Association Between Dopamine Beta-Hydroxylase 19-bp Insertion/Deletion Polymorphism and Major Depressive Disorder

Norepinephrine and dopamine mediate important aspects of several psychoses, including major depressive disorder (MDD). Dopamine beta-hydroxylase (DBH) catalyzes the conversion of dopamine to norepinephrine in central neurons and thus is critically involved in maintaining the transformational homeostasis. Functional polymorphisms have been reported in DBH gene, including a 19-bp insertion/deletion polymorphism (DBH5'-insertion/deletion (Ins/Del)) and a single nucleotide polymorphism (-1021C/T).

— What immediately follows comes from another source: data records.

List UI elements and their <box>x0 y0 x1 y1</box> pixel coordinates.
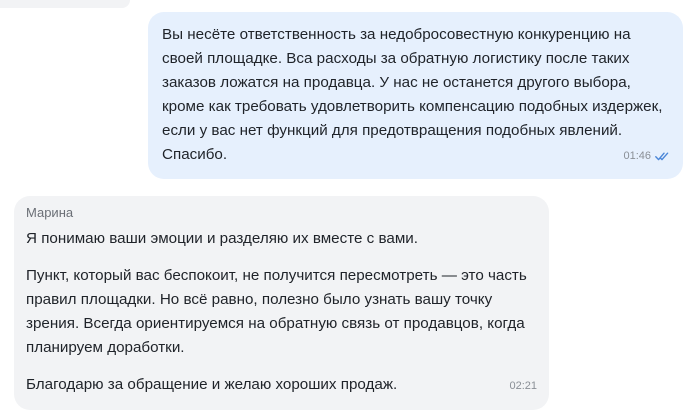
double-check-icon <box>655 152 669 160</box>
outgoing-message[interactable]: Вы несёте ответственность за недобросове… <box>148 12 683 179</box>
outgoing-message-text: Вы несёте ответственность за недобросове… <box>162 26 663 163</box>
message-paragraph: Благодарю за обращение и желаю хороших п… <box>26 376 398 393</box>
sender-name: Марина <box>26 205 74 220</box>
message-paragraph: Пункт, который вас беспокоит, не получит… <box>26 267 527 356</box>
previous-message-edge <box>0 0 130 8</box>
outgoing-message-meta: 01:46 <box>623 144 669 168</box>
incoming-message[interactable]: Марина Я понимаю ваши эмоции и разделяю … <box>14 196 549 410</box>
outgoing-message-time: 01:46 <box>623 150 651 162</box>
message-paragraph: Я понимаю ваши эмоции и разделяю их вмес… <box>26 230 418 247</box>
incoming-message-time: 02:21 <box>509 380 537 392</box>
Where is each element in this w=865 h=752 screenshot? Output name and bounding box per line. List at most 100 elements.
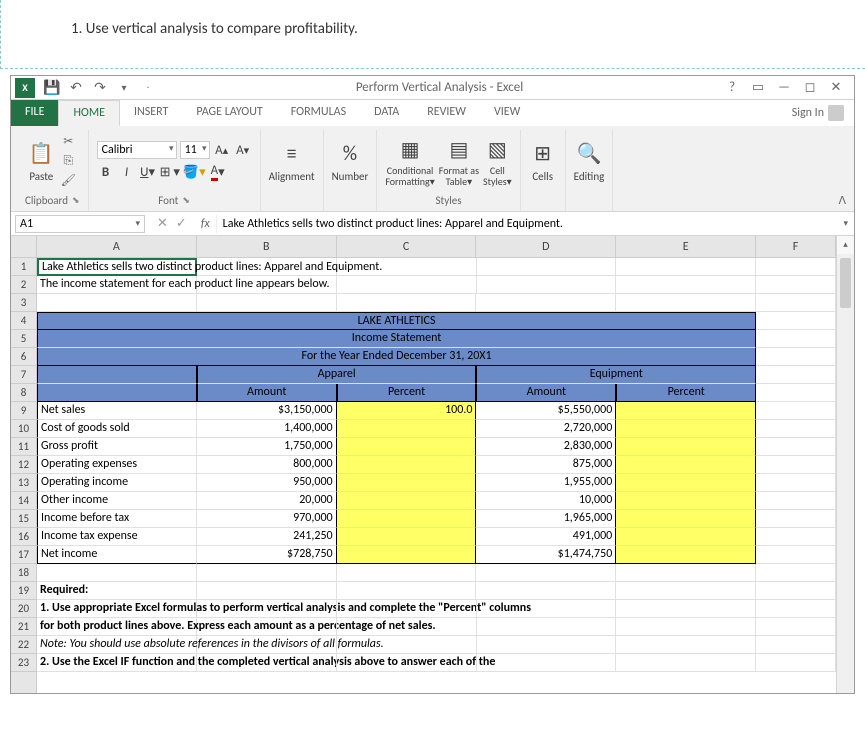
cell[interactable] [616, 618, 756, 636]
close-icon[interactable]: ✕ [824, 78, 848, 98]
enter-formula-icon[interactable]: ✓ [176, 216, 187, 231]
signin-link[interactable]: Sign In [782, 100, 854, 126]
cell[interactable]: 1,955,000 [476, 474, 616, 492]
cell[interactable] [37, 564, 197, 582]
qat-customize-icon[interactable]: ▾ [113, 77, 135, 99]
cut-icon[interactable]: ✂ [59, 134, 77, 150]
ribbon-display-icon[interactable]: ▭ [746, 78, 770, 98]
cell[interactable] [756, 510, 836, 528]
cell[interactable]: 100.0 [337, 402, 477, 420]
cell[interactable] [197, 294, 337, 312]
cell[interactable] [337, 420, 477, 438]
alignment-button[interactable]: ≡Alignment [269, 140, 315, 183]
cell[interactable]: 1,965,000 [476, 510, 616, 528]
row-header-5[interactable]: 5 [11, 330, 36, 348]
apparel-header[interactable]: Apparel [197, 366, 477, 384]
cell[interactable] [337, 474, 477, 492]
cell[interactable] [616, 492, 756, 510]
select-all-corner[interactable] [11, 236, 36, 258]
cell[interactable] [197, 564, 337, 582]
cell[interactable] [476, 294, 616, 312]
fill-color-button[interactable]: 🪣▾ [183, 162, 206, 182]
undo-icon[interactable]: ↶ [65, 77, 87, 99]
row-header-19[interactable]: 19 [11, 582, 36, 600]
cell[interactable] [616, 654, 756, 672]
cell[interactable] [197, 276, 337, 294]
cell[interactable]: Income tax expense [37, 528, 197, 546]
cell[interactable] [756, 474, 836, 492]
row-header-11[interactable]: 11 [11, 438, 36, 456]
cell[interactable]: Net income [37, 546, 197, 564]
save-icon[interactable]: 💾 [41, 77, 63, 99]
cell[interactable] [477, 276, 617, 294]
redo-icon[interactable]: ↷ [89, 77, 111, 99]
cell[interactable] [477, 618, 617, 636]
cell[interactable]: 491,000 [476, 528, 616, 546]
cell[interactable] [197, 636, 337, 654]
cell[interactable] [756, 492, 836, 510]
cell[interactable]: 10,000 [476, 492, 616, 510]
row-header-15[interactable]: 15 [11, 510, 36, 528]
cell[interactable] [477, 654, 617, 672]
paste-button[interactable]: 📋Paste [27, 140, 55, 183]
cell[interactable] [197, 654, 337, 672]
cell[interactable] [337, 654, 477, 672]
cell[interactable]: Cost of goods sold [37, 420, 197, 438]
row-header-21[interactable]: 21 [11, 618, 36, 636]
row-header-7[interactable]: 7 [11, 366, 36, 384]
tab-home[interactable]: HOME [58, 100, 120, 126]
collapse-ribbon-icon[interactable]: ᐱ [838, 194, 846, 207]
tab-file[interactable]: FILE [11, 100, 58, 126]
row-header-17[interactable]: 17 [11, 546, 36, 564]
cancel-formula-icon[interactable]: ✕ [157, 216, 168, 231]
equipment-header[interactable]: Equipment [476, 366, 756, 384]
editing-button[interactable]: 🔍Editing [574, 140, 605, 183]
underline-button[interactable]: U ▾ [139, 162, 157, 182]
tab-pagelayout[interactable]: PAGE LAYOUT [182, 100, 276, 126]
cell[interactable] [616, 546, 756, 564]
scroll-up-icon[interactable]: ▴ [837, 236, 854, 254]
row-header-13[interactable]: 13 [11, 474, 36, 492]
cell[interactable] [756, 366, 836, 384]
qat-more-icon[interactable]: ‧ [137, 77, 159, 99]
scroll-thumb[interactable] [840, 258, 851, 308]
cell[interactable] [616, 600, 756, 618]
cell[interactable] [756, 348, 836, 366]
cell[interactable]: 241,250 [197, 528, 337, 546]
cell-styles-button[interactable]: ▧CellStyles▾ [483, 135, 512, 187]
cell[interactable] [616, 258, 756, 276]
cells-button[interactable]: ⊞Cells [529, 140, 557, 183]
cell[interactable] [476, 582, 616, 600]
font-color-button[interactable]: A▾ [209, 162, 227, 182]
cell[interactable] [616, 294, 756, 312]
cell[interactable]: Operating income [37, 474, 197, 492]
cell[interactable]: Required: [37, 582, 197, 600]
row-header-20[interactable]: 20 [11, 600, 36, 618]
cell[interactable] [337, 438, 477, 456]
cell[interactable] [337, 600, 477, 618]
tab-formulas[interactable]: FORMULAS [277, 100, 360, 126]
tab-review[interactable]: REVIEW [413, 100, 480, 126]
cell[interactable] [37, 384, 197, 402]
row-header-23[interactable]: 23 [11, 654, 36, 672]
row-header-1[interactable]: 1 [11, 258, 36, 276]
cell[interactable] [616, 402, 756, 420]
cell[interactable] [756, 582, 836, 600]
cell[interactable] [756, 402, 836, 420]
cell[interactable] [756, 600, 836, 618]
cell[interactable]: Gross profit [37, 438, 197, 456]
cell[interactable]: 1,750,000 [197, 438, 337, 456]
font-size-select[interactable]: 11 [180, 141, 210, 159]
cell[interactable]: Amount [476, 384, 616, 402]
cell[interactable] [616, 456, 756, 474]
copy-icon[interactable]: ⎘ [59, 153, 77, 169]
cell[interactable] [477, 258, 617, 276]
cell[interactable]: 2. Use the Excel IF function and the com… [37, 654, 197, 672]
cell[interactable]: Percent [616, 384, 756, 402]
row-header-12[interactable]: 12 [11, 456, 36, 474]
tab-insert[interactable]: INSERT [120, 100, 182, 126]
cell[interactable] [616, 420, 756, 438]
cell[interactable]: 800,000 [197, 456, 337, 474]
cell[interactable] [756, 546, 836, 564]
cell[interactable] [337, 618, 477, 636]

The purpose of this study was to investigate whether there was an association between the two functional polymorphisms and MDD in a Han Chinese population. DBH5'-Ins/Del and -1021C/T polymorphism in promoter region of DBH gene was analyzed in 313 patients with MDD and 318 healthy subjects by using polymerase chain reaction (PCR) and restriction fragment length polymorphism (RFLP) analysis. The results showed statistically significant associations for genotypic distribution between the DBH5'-Ins/Del polymorphism and MDD (P=0.007). Individuals with Del/Del genotype demonstrated a 1.72 times increased risk of MDD compared to those with insertion alleles (95 % confidence interval (CI) 1.20-2.47, P=0.003). Moreover, the Del/Del genotype was associated with poorer digital span and language scores than the insertion alleles in healthy subjects (P=0.041 and P=0.048, respectively). However, there was no association observed between the genotype and allele frequencies for -1021C/T and depression. Our data suggest that the DBH5'-Ins/Del polymorphism of the DBH gene may be associated with susceptibility to MDD in a Chinese population.